Many pensioners hate the idea that they are claiming a benefit, having never claimed any in their lifetime. Also, this puts them in a vulnerable position and they are right to be worried.

Politicians are also working under a false assumption every time they raise the state pension age.

The falsity here is that we can all merrily carry on working to 66, 67, 68, and eventually to 70 and beyond.

The truth is the millions can’t and won’t, because they’ll be too ill.

Some will get struck by heart disease or cancer at a shockingly low age. Others will suffer a myriad of niggles. Stress, addiction, mental illness, dodgy backs.

Drinking, smoking and eating junk food doesn’t help. Neither does poverty (and there’s a lot of that about these days).

Too many Britons fall seriously ill from their mid-50s, and are forced to scrape by state benefits and the support of loved ones until their state pension finally kicks in.

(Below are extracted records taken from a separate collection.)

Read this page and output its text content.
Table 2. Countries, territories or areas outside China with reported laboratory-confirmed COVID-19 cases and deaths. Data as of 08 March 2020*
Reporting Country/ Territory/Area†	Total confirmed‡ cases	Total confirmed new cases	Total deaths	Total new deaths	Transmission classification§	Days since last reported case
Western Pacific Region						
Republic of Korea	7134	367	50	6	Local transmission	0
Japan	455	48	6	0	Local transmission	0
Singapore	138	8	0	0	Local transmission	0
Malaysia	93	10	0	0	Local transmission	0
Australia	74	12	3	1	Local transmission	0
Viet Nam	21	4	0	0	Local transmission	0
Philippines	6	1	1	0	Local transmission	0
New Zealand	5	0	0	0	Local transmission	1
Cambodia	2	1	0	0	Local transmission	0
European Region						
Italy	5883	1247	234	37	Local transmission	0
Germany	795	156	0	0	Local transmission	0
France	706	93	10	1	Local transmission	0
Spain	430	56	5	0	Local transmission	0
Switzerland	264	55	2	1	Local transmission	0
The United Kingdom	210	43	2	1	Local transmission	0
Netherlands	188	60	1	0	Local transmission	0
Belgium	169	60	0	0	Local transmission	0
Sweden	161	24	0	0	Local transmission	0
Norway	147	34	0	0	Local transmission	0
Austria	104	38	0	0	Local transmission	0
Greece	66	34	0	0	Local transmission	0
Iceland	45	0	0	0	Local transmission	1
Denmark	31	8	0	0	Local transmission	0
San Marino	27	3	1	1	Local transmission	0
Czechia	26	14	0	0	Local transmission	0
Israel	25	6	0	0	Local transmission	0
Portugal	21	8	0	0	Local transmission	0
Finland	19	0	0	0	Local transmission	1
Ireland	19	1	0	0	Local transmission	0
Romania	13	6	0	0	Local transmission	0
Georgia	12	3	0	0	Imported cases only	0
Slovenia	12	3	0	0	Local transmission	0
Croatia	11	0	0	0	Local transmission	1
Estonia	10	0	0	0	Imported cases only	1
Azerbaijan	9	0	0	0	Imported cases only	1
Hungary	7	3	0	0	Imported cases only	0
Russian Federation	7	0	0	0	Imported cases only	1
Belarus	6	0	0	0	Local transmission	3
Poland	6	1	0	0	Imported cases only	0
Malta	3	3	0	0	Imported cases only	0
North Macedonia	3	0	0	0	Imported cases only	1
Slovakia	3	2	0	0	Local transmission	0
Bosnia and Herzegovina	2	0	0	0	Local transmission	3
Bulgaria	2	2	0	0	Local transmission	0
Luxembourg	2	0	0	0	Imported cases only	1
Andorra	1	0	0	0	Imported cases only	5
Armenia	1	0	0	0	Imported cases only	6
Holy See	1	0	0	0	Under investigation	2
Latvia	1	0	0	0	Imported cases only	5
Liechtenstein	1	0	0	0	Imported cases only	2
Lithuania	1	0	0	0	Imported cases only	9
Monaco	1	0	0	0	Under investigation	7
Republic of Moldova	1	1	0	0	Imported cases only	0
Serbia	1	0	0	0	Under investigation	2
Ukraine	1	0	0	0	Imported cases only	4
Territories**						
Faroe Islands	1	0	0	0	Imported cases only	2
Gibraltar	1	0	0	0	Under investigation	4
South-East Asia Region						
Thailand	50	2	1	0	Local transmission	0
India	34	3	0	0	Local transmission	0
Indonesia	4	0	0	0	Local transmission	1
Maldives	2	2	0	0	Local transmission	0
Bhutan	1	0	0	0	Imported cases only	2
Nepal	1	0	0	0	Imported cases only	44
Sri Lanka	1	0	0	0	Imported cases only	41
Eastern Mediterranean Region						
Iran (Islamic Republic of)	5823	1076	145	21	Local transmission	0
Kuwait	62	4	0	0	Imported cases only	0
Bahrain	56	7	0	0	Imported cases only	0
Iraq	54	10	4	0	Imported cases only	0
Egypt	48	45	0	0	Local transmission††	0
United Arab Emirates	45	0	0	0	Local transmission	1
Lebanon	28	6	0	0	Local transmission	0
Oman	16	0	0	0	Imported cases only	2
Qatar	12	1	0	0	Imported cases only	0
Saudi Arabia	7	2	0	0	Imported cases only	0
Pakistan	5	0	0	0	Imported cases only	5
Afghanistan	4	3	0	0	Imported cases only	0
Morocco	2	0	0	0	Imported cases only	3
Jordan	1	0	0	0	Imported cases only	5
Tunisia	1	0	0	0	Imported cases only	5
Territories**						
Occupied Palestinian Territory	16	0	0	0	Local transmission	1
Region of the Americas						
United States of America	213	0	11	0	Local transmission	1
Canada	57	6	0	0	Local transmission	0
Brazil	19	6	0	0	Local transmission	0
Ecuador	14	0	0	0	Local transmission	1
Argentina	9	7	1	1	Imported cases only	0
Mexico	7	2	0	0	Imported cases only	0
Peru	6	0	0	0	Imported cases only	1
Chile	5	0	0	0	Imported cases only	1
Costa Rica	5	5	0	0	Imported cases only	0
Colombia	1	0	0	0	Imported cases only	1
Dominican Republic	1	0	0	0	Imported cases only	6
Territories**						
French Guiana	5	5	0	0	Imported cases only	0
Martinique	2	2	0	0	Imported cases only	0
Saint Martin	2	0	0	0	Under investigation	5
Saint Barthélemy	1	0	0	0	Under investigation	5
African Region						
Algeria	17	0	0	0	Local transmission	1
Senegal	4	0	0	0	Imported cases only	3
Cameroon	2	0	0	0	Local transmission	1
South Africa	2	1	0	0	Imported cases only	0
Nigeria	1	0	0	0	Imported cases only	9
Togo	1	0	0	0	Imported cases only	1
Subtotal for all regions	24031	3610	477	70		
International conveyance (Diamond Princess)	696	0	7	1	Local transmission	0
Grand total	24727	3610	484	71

Assuming they live that long.

As the nation’s life expectancy falls but the state pension rises, many will never receive a penny.

READ MORE: Baby boomers are going bust (and it’ll wipe out your inheritance)

The government has hit on a solution to the state pension problem. Or rather, a sticking plaster.

That’s to make us all to work longer and pay more tax, while receiving the state pension for a shrinking number of years.

Just look at how desperate Chancellor Jeremy Hunt is to get the over 50s back to work.

Of course, they won’t admit that’s the strategy.

Instead, we get murmurings. Think tanks float the unthinkable, like abolishing the state pension altogether.

Ministers plot in private, working out how they can scrap the state pension triple lock, without voters noticing.

Politicians always like to assure us that will be a bright new tomorrow, but the future of the state pension looks very dark indeed.

By the time today’s youngsters retire, it may not exist at all.

Politicians need to tell us the truth. The big question is, are we ready to hear it?